Они все вместе сели за стол пообедать. Ева поинтересовалась, почему нет бабушки Наума.
— Сегодня у бабушки бассейн, — объяснил мальчик. — Она занимается плаванием в группе «Кому за…». А еще она у нас танцует, хотя я плохо представляю, как наша бабуля кружит в вальсе.
— Плохо, что вы не успели познакомиться с моей мамой, — сказал Лаурин Борисович. — Она хорошая женщина, уверен, что Антонина Евгеньевна и ты, Ева, нашли бы с ней общий язык.
— Да, жаль, — согласилась мать Евы. — Доченька, о чем задумалась?
— Вспомнилось, как я узнала свой диагноз. Тогда казалось, что я сплю и мне снится кошмар, — сказала Ева. — Мне хотелось проснуться и понять, что это был сон. Сейчас тоже кажется, что я сплю, знаю, что выздоровела, и боюсь проснуться и узнать, что это только сон.
— Если так кажется, то я могу вас ущипнуть, чтобы вы поняли — это не сон! — сказал Наум, рассмешив присутствующих.
— Мне нравится мудрость индейского народа, — сказал Лаурин Борисович. — Одна из них гласит: «У души не будет радуги, если в глазах не было слез». Так что, Ева, пришло время радуги.

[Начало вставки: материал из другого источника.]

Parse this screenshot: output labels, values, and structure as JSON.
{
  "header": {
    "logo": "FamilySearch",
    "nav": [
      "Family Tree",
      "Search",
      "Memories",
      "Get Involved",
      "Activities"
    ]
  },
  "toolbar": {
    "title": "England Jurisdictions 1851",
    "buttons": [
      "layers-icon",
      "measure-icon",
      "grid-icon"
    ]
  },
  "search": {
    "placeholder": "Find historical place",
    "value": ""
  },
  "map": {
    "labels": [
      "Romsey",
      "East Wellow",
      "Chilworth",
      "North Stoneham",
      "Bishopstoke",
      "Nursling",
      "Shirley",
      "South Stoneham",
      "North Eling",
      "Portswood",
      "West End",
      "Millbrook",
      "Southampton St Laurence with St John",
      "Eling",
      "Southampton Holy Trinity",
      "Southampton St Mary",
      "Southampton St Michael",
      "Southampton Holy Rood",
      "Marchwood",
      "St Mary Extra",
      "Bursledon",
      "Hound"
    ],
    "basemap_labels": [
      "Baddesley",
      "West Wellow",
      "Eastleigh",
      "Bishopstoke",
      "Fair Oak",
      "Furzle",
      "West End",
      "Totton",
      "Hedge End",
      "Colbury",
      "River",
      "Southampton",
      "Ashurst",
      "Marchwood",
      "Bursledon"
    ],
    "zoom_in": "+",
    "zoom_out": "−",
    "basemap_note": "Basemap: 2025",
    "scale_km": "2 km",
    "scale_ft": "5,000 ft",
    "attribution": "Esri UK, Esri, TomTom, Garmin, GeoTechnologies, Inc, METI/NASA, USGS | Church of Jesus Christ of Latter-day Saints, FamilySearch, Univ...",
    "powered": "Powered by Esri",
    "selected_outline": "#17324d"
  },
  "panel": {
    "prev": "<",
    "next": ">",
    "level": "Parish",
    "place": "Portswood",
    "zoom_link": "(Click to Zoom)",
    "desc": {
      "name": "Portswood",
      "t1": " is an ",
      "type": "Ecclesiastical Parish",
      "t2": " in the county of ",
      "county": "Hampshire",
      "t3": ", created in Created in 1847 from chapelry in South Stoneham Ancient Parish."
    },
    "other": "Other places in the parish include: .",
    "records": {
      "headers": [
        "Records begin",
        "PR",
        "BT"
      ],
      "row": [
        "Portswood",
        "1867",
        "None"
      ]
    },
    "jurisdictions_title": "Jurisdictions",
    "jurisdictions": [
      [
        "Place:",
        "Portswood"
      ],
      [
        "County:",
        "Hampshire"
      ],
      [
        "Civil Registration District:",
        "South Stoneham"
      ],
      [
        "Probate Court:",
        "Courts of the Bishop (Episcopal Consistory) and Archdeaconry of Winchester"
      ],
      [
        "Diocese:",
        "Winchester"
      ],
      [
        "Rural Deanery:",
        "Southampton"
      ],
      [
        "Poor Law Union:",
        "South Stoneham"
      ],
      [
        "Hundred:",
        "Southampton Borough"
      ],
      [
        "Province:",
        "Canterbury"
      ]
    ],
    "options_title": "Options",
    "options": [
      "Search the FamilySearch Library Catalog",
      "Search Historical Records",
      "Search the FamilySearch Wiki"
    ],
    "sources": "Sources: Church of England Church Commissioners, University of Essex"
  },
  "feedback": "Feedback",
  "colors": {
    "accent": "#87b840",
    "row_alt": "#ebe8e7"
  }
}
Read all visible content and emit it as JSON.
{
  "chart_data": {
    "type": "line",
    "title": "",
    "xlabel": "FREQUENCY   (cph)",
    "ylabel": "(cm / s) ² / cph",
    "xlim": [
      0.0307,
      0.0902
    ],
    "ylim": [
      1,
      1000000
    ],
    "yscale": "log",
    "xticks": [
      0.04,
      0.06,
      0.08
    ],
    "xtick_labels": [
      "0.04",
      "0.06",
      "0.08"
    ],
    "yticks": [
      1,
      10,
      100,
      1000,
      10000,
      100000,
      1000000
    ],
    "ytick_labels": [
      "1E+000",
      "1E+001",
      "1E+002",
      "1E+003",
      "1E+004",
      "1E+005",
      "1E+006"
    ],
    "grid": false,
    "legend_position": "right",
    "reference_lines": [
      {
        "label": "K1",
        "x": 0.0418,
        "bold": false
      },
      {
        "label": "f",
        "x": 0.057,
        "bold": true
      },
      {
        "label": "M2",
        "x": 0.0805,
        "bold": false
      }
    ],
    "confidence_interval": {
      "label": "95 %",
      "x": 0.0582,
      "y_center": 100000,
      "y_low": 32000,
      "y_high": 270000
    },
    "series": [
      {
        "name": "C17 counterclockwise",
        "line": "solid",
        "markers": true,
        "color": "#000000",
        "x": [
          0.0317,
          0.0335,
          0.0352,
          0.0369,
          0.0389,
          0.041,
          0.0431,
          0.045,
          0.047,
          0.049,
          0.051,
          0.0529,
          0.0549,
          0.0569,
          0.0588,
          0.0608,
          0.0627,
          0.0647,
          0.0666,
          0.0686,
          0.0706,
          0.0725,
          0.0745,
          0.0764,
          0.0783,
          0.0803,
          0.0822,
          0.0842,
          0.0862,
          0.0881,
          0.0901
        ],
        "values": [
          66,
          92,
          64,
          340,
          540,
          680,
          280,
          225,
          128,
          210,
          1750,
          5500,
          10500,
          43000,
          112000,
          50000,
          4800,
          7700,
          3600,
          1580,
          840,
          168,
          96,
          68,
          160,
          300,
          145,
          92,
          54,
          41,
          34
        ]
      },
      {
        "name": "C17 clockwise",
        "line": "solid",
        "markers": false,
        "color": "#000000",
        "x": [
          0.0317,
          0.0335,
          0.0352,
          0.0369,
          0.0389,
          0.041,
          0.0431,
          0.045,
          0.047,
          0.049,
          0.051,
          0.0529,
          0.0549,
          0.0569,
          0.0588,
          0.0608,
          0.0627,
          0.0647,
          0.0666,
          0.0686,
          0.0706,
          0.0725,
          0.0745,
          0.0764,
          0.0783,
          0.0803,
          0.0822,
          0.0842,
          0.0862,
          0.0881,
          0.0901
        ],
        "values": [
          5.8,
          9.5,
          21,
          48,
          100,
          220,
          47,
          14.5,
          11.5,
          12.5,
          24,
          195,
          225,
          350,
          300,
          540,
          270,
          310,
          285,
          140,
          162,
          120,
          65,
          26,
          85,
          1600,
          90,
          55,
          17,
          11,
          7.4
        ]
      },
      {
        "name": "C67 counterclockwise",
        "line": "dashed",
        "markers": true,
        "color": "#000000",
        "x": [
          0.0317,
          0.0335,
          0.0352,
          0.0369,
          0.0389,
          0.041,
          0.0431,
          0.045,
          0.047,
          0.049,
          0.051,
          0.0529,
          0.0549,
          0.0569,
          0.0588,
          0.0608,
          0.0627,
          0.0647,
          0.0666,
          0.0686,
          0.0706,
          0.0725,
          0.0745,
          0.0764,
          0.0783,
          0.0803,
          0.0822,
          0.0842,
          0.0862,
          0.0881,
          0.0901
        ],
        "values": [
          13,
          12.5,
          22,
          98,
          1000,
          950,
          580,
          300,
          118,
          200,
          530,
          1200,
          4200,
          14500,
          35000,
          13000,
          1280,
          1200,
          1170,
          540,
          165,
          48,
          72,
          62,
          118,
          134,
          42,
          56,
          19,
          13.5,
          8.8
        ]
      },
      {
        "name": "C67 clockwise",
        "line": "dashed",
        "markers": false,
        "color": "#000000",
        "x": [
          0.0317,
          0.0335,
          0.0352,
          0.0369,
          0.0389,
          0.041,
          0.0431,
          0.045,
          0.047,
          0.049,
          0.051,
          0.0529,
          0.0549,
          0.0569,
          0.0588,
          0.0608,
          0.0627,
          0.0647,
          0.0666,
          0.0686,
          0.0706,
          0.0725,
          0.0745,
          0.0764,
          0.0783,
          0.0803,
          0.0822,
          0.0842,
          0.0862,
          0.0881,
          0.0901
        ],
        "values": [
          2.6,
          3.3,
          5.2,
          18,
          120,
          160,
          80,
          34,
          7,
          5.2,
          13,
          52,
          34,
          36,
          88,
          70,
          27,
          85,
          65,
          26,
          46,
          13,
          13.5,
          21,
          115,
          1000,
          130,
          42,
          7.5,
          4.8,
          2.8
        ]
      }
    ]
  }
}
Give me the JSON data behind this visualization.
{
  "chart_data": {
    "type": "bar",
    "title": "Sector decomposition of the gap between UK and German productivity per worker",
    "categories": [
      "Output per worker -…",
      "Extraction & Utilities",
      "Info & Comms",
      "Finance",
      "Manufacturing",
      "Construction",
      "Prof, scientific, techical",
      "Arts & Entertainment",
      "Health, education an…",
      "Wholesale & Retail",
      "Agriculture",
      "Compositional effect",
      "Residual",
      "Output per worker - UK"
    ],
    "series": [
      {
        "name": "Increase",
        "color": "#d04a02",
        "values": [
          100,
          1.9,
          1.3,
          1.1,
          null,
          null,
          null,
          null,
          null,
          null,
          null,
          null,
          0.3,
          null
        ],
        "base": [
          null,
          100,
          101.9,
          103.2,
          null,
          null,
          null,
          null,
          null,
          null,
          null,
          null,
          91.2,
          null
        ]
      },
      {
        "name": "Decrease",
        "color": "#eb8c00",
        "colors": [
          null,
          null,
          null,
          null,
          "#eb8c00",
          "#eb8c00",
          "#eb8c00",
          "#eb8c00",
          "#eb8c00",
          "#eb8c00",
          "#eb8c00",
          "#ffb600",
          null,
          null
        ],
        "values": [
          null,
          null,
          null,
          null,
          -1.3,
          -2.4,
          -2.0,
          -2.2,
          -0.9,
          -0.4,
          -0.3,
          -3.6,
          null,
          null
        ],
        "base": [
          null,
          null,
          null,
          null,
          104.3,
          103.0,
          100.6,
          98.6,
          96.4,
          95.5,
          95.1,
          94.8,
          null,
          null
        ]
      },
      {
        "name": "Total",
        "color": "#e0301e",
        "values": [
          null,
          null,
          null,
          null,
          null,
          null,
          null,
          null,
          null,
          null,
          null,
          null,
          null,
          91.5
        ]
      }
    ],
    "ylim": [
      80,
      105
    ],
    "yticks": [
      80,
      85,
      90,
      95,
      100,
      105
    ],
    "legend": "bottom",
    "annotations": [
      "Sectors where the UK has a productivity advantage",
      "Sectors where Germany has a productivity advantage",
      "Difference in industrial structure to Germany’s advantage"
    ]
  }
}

После обеда Лаурин Борисович отозвал Еву в свободную комнату для разговора. Ева предвидела это и была готова. Она стояла лицом к мужчине и смотрела ему в глаза.
— Ева, ты хорошо подумала? — спросил он, взяв ее за плечи.
— Да, — кивнула она.
— Билеты можно сдать или порвать.
— Не стоит. Лаурин, я не знаю, как тебя благодарить, — сказала Ева. — Ты сделал все возможное и невозможное. За всю мою жизнь я ни к кому не испытывала такого большого чувства благодарности, как сейчас к тебе.
— Лучше бы ты испытывала другое чувство, — Лаурин улыбнулся уголками губ. — Я сделал то, что обязан был сделать любой доктор, давший клятву Гиппократа.
— Ты — не каждый. Ты необыкновенный, благородный, добрый, хороший.
— Ева, я знаю, что ты сейчас ответишь, — сказал он, — знаю, что уедешь, но хочу узнать почему.
— Я уже говорила тебе, что у меня есть парень.
— Есть? Ты уверена, что он сейчас не один?
— Не знаю… — Она пожала плечами.
— Ева, мне кажется, что ты любишь прошлое, а оно уже позади. Что ты будешь делать, если он уже не один? Если у него есть другая девушка?
— Не знаю. Наверное, буду продолжать любить его, как и раньше.
— Это неразумно.
— Возможно, но сердцу не прикажешь.
— Что мне делать, Ева? Я люблю тебя, и ты это знаешь.
— Знаю. Но мне кажется, что ты не совсем честен с собой, — сказала Ева, не отводя взгляда.
— В чем?
— Я знаю, что похожа на твою жену. Ты полюбил не меня, а ее во мне.
Лаурин Борисович опустил руки, как будто они вдруг стали тяжелыми.
— Извини, — тихо произнесла Ева.
— Все нормально, — вздохнул он. — Можно будет звонить тебе… как другу? Или хотя бы как врачу?
— Конечно! Лаурин, у меня будет к тебе огромная просьба.
— Все, что угодно!
— Обещай, что сам будешь укладывать спать Наумчика и обязательно говорить, что любишь его.
— Я не очень сентиментальный.
— Ты обещаешь? — повторила Ева свой вопрос. — Для него это очень важно!
— Я даже не догадывался, — сказал мужчина. — Но если для сына это важно, то, конечно же, я буду заходить к нему перед сном, говорить, что люблю.